INTELLIGENT DESIGN (ID)

Spurious Arguments Against Intelligent Design

In an attempt to pursuade the public against the possible adoption of Pandas and People: The Central Questions of Origins by Percival Davis and Dean Kenyon, as a high-school level textbook designed to supplement traditonal biology text, George Gilchrist, zoologist at University of Washington, Seattle, compares the intelligent design that "the authors repeated refer to" to evolutionary theory. "If intelligent design theory is a viable alternative to evolutionary theory," says Gilchrist, "then scientists must be using it to devise tests and to interpret patterns in the data they collect. What sense would there be in presenting an idea as a scientific theory if the idea were not actually used by working scientists?" That is a fair question.

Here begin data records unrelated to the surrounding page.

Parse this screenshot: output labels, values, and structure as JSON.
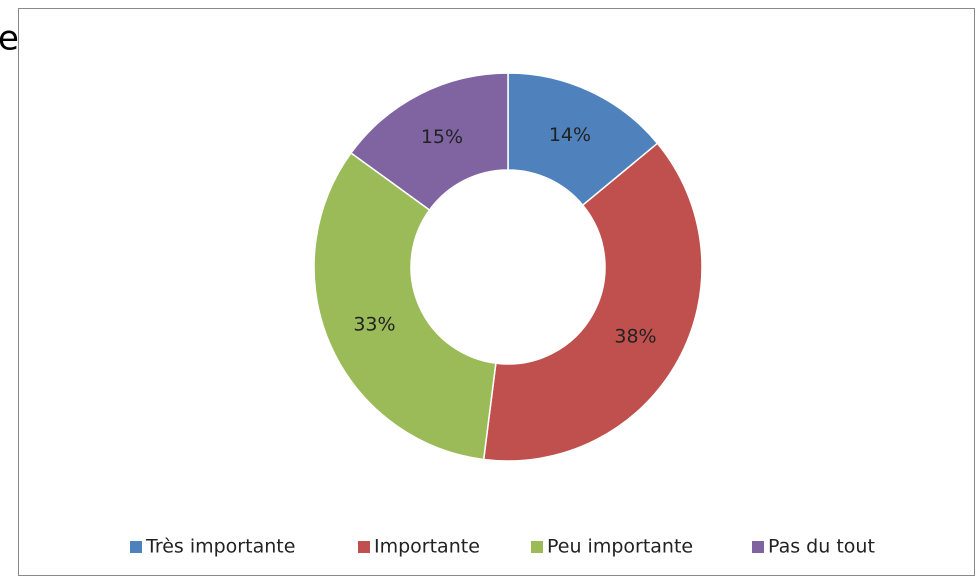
{
  "fragment": "e",
  "chart_data": {
    "type": "donut",
    "categories": [
      "Très importante",
      "Importante",
      "Peu importante",
      "Pas du tout"
    ],
    "values": [
      14,
      38,
      33,
      15
    ],
    "value_labels": [
      "14%",
      "38%",
      "33%",
      "15%"
    ],
    "colors": [
      "#4f81bd",
      "#c0504d",
      "#9bbb59",
      "#8064a2"
    ],
    "legend": "bottom"
  }
}
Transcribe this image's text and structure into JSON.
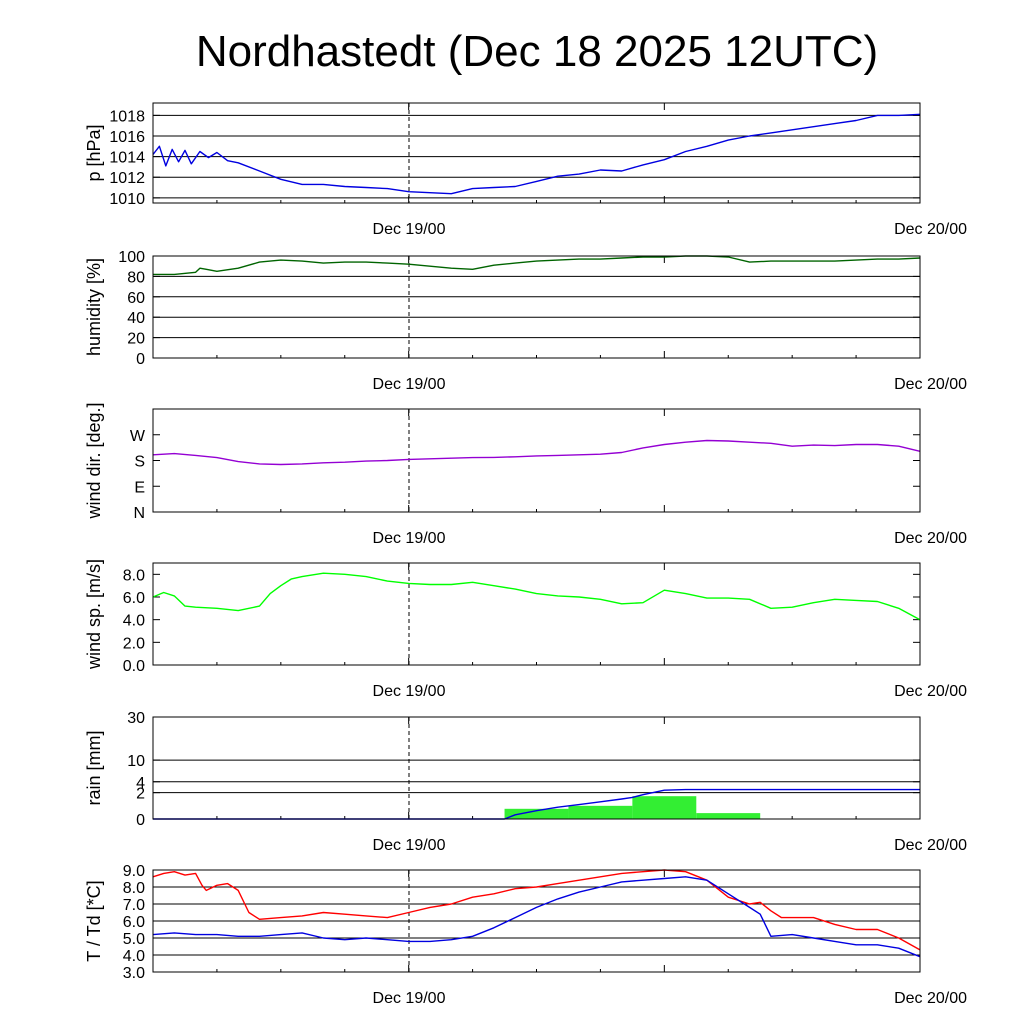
{
  "title": "Nordhastedt (Dec 18 2025 12UTC)",
  "colors": {
    "pressure": "#0000e0",
    "humidity": "#006400",
    "wind_dir": "#9400d3",
    "wind_speed": "#00ff00",
    "rain_bar": "#33ee33",
    "rain_cum": "#0000e0",
    "temperature": "#ff0000",
    "dewpoint": "#0000e0",
    "grid": "#000000"
  },
  "chart_data": [
    {
      "type": "line",
      "name": "pressure",
      "ylabel": "p [hPa]",
      "ylim": [
        1009.5,
        1019.2
      ],
      "yticks": [
        1010,
        1012,
        1014,
        1016,
        1018
      ],
      "ytick_labels": [
        "1010",
        "1012",
        "1014",
        "1016",
        "1018"
      ],
      "xtick_labels": [
        "Dec 19/00",
        "Dec 20/00"
      ],
      "grid": true,
      "series": [
        {
          "name": "p",
          "color_key": "pressure",
          "x": [
            0,
            0.3,
            0.6,
            0.9,
            1.2,
            1.5,
            1.8,
            2.2,
            2.6,
            3,
            3.5,
            4,
            5,
            6,
            7,
            8,
            9,
            10,
            11,
            12,
            13,
            14,
            15,
            16,
            17,
            18,
            19,
            20,
            21,
            22,
            23,
            24,
            25,
            26,
            27,
            28,
            29,
            30,
            31,
            32,
            33,
            34,
            35,
            36
          ],
          "values": [
            1014.2,
            1015.0,
            1013.1,
            1014.7,
            1013.5,
            1014.6,
            1013.3,
            1014.5,
            1013.9,
            1014.4,
            1013.6,
            1013.4,
            1012.6,
            1011.8,
            1011.3,
            1011.3,
            1011.1,
            1011.0,
            1010.9,
            1010.6,
            1010.5,
            1010.4,
            1010.9,
            1011.0,
            1011.1,
            1011.6,
            1012.1,
            1012.3,
            1012.7,
            1012.6,
            1013.2,
            1013.7,
            1014.5,
            1015.0,
            1015.6,
            1016.0,
            1016.3,
            1016.6,
            1016.9,
            1017.2,
            1017.5,
            1018.0,
            1018.0,
            1018.1
          ]
        }
      ]
    },
    {
      "type": "line",
      "name": "humidity",
      "ylabel": "humidity [%]",
      "ylim": [
        0,
        100
      ],
      "yticks": [
        0,
        20,
        40,
        60,
        80,
        100
      ],
      "ytick_labels": [
        "0",
        "20",
        "40",
        "60",
        "80",
        "100"
      ],
      "xtick_labels": [
        "Dec 19/00",
        "Dec 20/00"
      ],
      "grid": true,
      "series": [
        {
          "name": "rh",
          "color_key": "humidity",
          "x": [
            0,
            1,
            2,
            2.2,
            2.5,
            3,
            4,
            5,
            6,
            7,
            8,
            9,
            10,
            11,
            12,
            13,
            14,
            15,
            16,
            17,
            18,
            19,
            20,
            21,
            22,
            23,
            24,
            25,
            26,
            27,
            28,
            29,
            30,
            31,
            32,
            33,
            34,
            35,
            36
          ],
          "values": [
            82,
            82,
            84,
            88,
            87,
            85,
            88,
            94,
            96,
            95,
            93,
            94,
            94,
            93,
            92,
            90,
            88,
            87,
            91,
            93,
            95,
            96,
            97,
            97,
            98,
            99,
            99,
            100,
            100,
            99,
            94,
            95,
            95,
            95,
            95,
            96,
            97,
            97,
            98
          ]
        }
      ]
    },
    {
      "type": "line",
      "name": "wind_direction",
      "ylabel": "wind dir. [deg.]",
      "ylim": [
        0,
        360
      ],
      "yticks": [
        0,
        90,
        180,
        270
      ],
      "ytick_labels": [
        "N",
        "E",
        "S",
        "W"
      ],
      "xtick_labels": [
        "Dec 19/00",
        "Dec 20/00"
      ],
      "grid": false,
      "series": [
        {
          "name": "dir",
          "color_key": "wind_dir",
          "x": [
            0,
            1,
            2,
            3,
            4,
            5,
            6,
            7,
            8,
            9,
            10,
            11,
            12,
            13,
            14,
            15,
            16,
            17,
            18,
            19,
            20,
            21,
            22,
            23,
            24,
            25,
            26,
            27,
            28,
            29,
            30,
            31,
            32,
            33,
            34,
            35,
            36
          ],
          "values": [
            200,
            204,
            198,
            190,
            176,
            168,
            166,
            168,
            172,
            174,
            178,
            180,
            184,
            186,
            188,
            190,
            191,
            193,
            196,
            198,
            200,
            202,
            208,
            224,
            236,
            244,
            250,
            248,
            244,
            240,
            230,
            234,
            232,
            236,
            236,
            230,
            212
          ]
        }
      ]
    },
    {
      "type": "line",
      "name": "wind_speed",
      "ylabel": "wind sp. [m/s]",
      "ylim": [
        0,
        9.0
      ],
      "yticks": [
        0,
        2,
        4,
        6,
        8
      ],
      "ytick_labels": [
        "0.0",
        "2.0",
        "4.0",
        "6.0",
        "8.0"
      ],
      "xtick_labels": [
        "Dec 19/00",
        "Dec 20/00"
      ],
      "grid": false,
      "series": [
        {
          "name": "ff",
          "color_key": "wind_speed",
          "x": [
            0,
            0.5,
            1,
            1.5,
            2,
            3,
            4,
            5,
            5.5,
            6,
            6.5,
            7,
            8,
            9,
            10,
            11,
            12,
            13,
            14,
            15,
            16,
            17,
            18,
            19,
            20,
            21,
            22,
            23,
            24,
            25,
            26,
            27,
            28,
            29,
            30,
            31,
            32,
            33,
            34,
            35,
            36
          ],
          "values": [
            6.0,
            6.4,
            6.1,
            5.2,
            5.1,
            5.0,
            4.8,
            5.2,
            6.3,
            7.0,
            7.6,
            7.8,
            8.1,
            8.0,
            7.8,
            7.4,
            7.2,
            7.1,
            7.1,
            7.3,
            7.0,
            6.7,
            6.3,
            6.1,
            6.0,
            5.8,
            5.4,
            5.5,
            6.6,
            6.3,
            5.9,
            5.9,
            5.8,
            5.0,
            5.1,
            5.5,
            5.8,
            5.7,
            5.6,
            5.0,
            4.0
          ]
        }
      ]
    },
    {
      "type": "bar",
      "name": "rain",
      "ylabel": "rain [mm]",
      "scale": "sqrt",
      "ylim": [
        0,
        30
      ],
      "yticks": [
        0,
        2,
        4,
        10,
        30
      ],
      "ytick_labels": [
        "0",
        "2",
        "4",
        "10",
        "30"
      ],
      "xtick_labels": [
        "Dec 19/00",
        "Dec 20/00"
      ],
      "grid": true,
      "series": [
        {
          "name": "rain_6h",
          "color_key": "rain_bar",
          "bar_start": [
            16.5,
            19.5,
            22.5,
            25.5
          ],
          "bar_end": [
            19.5,
            22.5,
            25.5,
            28.5
          ],
          "values": [
            0.3,
            0.5,
            1.5,
            0.1
          ]
        },
        {
          "name": "rain_cumulative",
          "color_key": "rain_cum",
          "x": [
            0,
            16.5,
            17,
            18,
            19,
            20,
            21,
            22,
            22.5,
            23,
            24,
            25,
            36
          ],
          "values": [
            0,
            0,
            0.05,
            0.2,
            0.4,
            0.6,
            0.85,
            1.15,
            1.35,
            1.7,
            2.4,
            2.5,
            2.5
          ]
        }
      ]
    },
    {
      "type": "line",
      "name": "temperature",
      "ylabel": "T / Td [*C]",
      "ylim": [
        3.0,
        9.0
      ],
      "yticks": [
        3,
        4,
        5,
        6,
        7,
        8,
        9
      ],
      "ytick_labels": [
        "3.0",
        "4.0",
        "5.0",
        "6.0",
        "7.0",
        "8.0",
        "9.0"
      ],
      "xtick_labels": [
        "Dec 19/00",
        "Dec 20/00"
      ],
      "grid": true,
      "series": [
        {
          "name": "T",
          "color_key": "temperature",
          "x": [
            0,
            0.5,
            1,
            1.5,
            2,
            2.3,
            2.5,
            3,
            3.5,
            4,
            4.5,
            5,
            6,
            7,
            8,
            9,
            10,
            11,
            12,
            13,
            14,
            15,
            16,
            17,
            18,
            19,
            20,
            21,
            22,
            23,
            24,
            25,
            26,
            27,
            28,
            28.5,
            29,
            29.5,
            30,
            31,
            32,
            33,
            34,
            35,
            36
          ],
          "values": [
            8.6,
            8.8,
            8.9,
            8.7,
            8.8,
            8.1,
            7.8,
            8.1,
            8.2,
            7.8,
            6.5,
            6.1,
            6.2,
            6.3,
            6.5,
            6.4,
            6.3,
            6.2,
            6.5,
            6.8,
            7.0,
            7.4,
            7.6,
            7.9,
            8.0,
            8.2,
            8.4,
            8.6,
            8.8,
            8.9,
            9.0,
            8.9,
            8.4,
            7.4,
            7.0,
            7.1,
            6.6,
            6.2,
            6.2,
            6.2,
            5.8,
            5.5,
            5.5,
            5.0,
            4.3
          ]
        },
        {
          "name": "Td",
          "color_key": "dewpoint",
          "x": [
            0,
            1,
            2,
            3,
            4,
            5,
            6,
            7,
            8,
            9,
            10,
            11,
            12,
            13,
            14,
            15,
            16,
            17,
            18,
            19,
            20,
            21,
            22,
            23,
            24,
            25,
            26,
            27,
            28,
            28.5,
            29,
            30,
            31,
            32,
            33,
            34,
            35,
            36
          ],
          "values": [
            5.2,
            5.3,
            5.2,
            5.2,
            5.1,
            5.1,
            5.2,
            5.3,
            5.0,
            4.9,
            5.0,
            4.9,
            4.8,
            4.8,
            4.9,
            5.1,
            5.6,
            6.2,
            6.8,
            7.3,
            7.7,
            8.0,
            8.3,
            8.4,
            8.5,
            8.6,
            8.4,
            7.6,
            6.8,
            6.4,
            5.1,
            5.2,
            5.0,
            4.8,
            4.6,
            4.6,
            4.4,
            3.9
          ]
        }
      ]
    }
  ]
}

So how does one go about arguing that intelligent design or evolutionary theory is scientific or not? Gilchrist's answer is to turn to see how well intelligent design is featured in the scientific literature compared to evolutionary theory; "by comparing their frequency of usage in the professional scientific literature." The result? "Compared with several thousand papers on evolution, the combined researches produced only 37 citations containing the keyword 'intelligent design.' A closer look at those 37 references suggest that none reports scientific research using intelligent design as a biological theory."1

The conclusion Gilchrist draws is, of course, foregone. Intelligent design is not a scientific theory; it is not represented in the scientific and academic literature nor is it used in any ongoing scientific research program. Now, we have to insist that if the proponents of ID hope ever to be taken seriously as an alternative to evolutionary theory, they have to be able to show how intelligent scientific ID research can be done. That said, we must also recognize Gilchrist's logic is a sham. Anyone in 16##, could have gone to any number of libraries and found that there was nothing in any of the literature from the previous millennium and a half to suggest that our solar system was solar-centric. Every thinking person could have told Galileo that the sun rose in the east and set in the west; therefore, the sun had to go around the earth; there was no other reasonable explanation. On that basis, Gilchrist, if he was living then and had the authority to speak, would have told Galileo that he was not doing science. "Why," Gilchrist would have asked Galileo, as he asked in his article, "should we reserve a place in the science curriculum for science that apparently does not exists? [sic . . . Until intelligent design theory [substitute here Galileo's theory] can be shown to have any status as a scientific theory . . . it has no place in . . . [the] curriculum."